The challenge is Raft group management. Each node might participate in hundreds of Raft groups. CockroachDB batches Raft messages and heartbeats to reduce network overhead. Without batching, the heartbeat traffic alone would saturate the network.
Kafka’s KRaft migration
For years, Kafka depended on ZooKeeper for metadata management: broker registration, topic configuration, partition leader election. ZooKeeper was a separate distributed system that Kafka operators had to deploy, monitor, and maintain alongside Kafka itself.
KRaft (Kafka Raft) replaced ZooKeeper with a built-in Raft-based metadata store.

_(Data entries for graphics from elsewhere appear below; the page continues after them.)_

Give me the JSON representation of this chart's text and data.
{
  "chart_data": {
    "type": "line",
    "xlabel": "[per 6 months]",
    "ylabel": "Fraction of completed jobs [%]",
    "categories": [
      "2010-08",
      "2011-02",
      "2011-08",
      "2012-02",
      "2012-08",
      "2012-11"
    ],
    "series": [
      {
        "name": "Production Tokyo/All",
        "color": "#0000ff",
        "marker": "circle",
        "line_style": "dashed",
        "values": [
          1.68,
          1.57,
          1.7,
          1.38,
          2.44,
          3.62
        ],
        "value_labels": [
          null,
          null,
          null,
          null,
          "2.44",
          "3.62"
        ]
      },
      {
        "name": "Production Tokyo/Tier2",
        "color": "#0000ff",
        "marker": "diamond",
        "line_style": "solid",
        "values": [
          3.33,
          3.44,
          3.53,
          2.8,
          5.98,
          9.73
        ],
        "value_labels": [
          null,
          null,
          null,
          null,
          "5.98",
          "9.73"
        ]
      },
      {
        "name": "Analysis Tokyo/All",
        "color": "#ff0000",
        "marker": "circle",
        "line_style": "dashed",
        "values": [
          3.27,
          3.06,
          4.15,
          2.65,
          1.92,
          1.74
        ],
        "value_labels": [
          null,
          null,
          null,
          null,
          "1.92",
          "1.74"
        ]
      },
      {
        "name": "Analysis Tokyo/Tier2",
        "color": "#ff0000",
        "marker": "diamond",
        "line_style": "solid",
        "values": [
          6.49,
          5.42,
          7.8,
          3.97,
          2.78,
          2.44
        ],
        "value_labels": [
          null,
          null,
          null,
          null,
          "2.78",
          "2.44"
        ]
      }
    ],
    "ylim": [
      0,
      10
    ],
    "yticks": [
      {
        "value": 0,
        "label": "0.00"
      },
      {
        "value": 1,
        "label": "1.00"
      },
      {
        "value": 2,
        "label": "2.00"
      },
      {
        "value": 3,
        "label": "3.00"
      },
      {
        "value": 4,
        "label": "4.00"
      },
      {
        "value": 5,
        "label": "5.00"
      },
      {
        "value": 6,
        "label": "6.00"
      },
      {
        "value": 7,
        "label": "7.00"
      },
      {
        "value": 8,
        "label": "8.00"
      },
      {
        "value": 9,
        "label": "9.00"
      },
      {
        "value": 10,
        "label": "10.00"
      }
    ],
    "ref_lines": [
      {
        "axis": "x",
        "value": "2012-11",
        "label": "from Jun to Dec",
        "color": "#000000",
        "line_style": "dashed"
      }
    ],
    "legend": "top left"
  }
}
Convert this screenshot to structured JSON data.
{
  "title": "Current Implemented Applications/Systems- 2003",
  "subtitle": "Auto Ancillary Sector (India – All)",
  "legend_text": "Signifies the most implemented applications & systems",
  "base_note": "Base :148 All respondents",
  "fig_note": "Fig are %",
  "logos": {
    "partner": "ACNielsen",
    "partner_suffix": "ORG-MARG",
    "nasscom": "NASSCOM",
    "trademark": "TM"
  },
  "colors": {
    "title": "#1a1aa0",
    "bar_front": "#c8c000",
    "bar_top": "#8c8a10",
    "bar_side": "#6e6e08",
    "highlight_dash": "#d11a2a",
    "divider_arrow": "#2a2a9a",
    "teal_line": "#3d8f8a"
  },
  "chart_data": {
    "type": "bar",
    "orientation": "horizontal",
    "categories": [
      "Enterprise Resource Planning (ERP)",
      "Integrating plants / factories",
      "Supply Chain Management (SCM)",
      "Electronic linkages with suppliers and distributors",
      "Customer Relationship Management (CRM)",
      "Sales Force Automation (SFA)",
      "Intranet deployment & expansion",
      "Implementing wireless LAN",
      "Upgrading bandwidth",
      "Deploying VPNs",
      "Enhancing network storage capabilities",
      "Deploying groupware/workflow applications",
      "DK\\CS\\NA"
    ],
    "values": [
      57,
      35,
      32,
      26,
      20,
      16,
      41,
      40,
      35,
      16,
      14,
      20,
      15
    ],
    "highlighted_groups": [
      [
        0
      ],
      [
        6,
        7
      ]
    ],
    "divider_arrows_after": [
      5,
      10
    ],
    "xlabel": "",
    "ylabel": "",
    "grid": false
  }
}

A subset of Kafka brokers (the controllers) form a Raft quorum and manage all metadata internally. No external dependency.
The migration from ZooKeeper to KRaft was a multi-year effort. Kafka 3.3 (2022) made KRaft production-ready. Kafka 4.0 removed ZooKeeper support entirely. The lesson: swapping the consensus layer underneath a running system is one of the hardest migrations in distributed systems.
when consensus is overkill
Not every system needs consensus. If your data can tolerate brief inconsistency (a social media feed, a product catalog, a cache), eventual consistency with conflict resolution is simpler and faster.
Consensus protocols add latency (waiting for quorum acknowledgment), limit write throughput (single leader bottleneck), and complicate operations (managing quorum health). Use them when correctness demands it: financial transactions, lock management, configuration stores, leader election. Skip them when availability and latency matter more than strict ordering.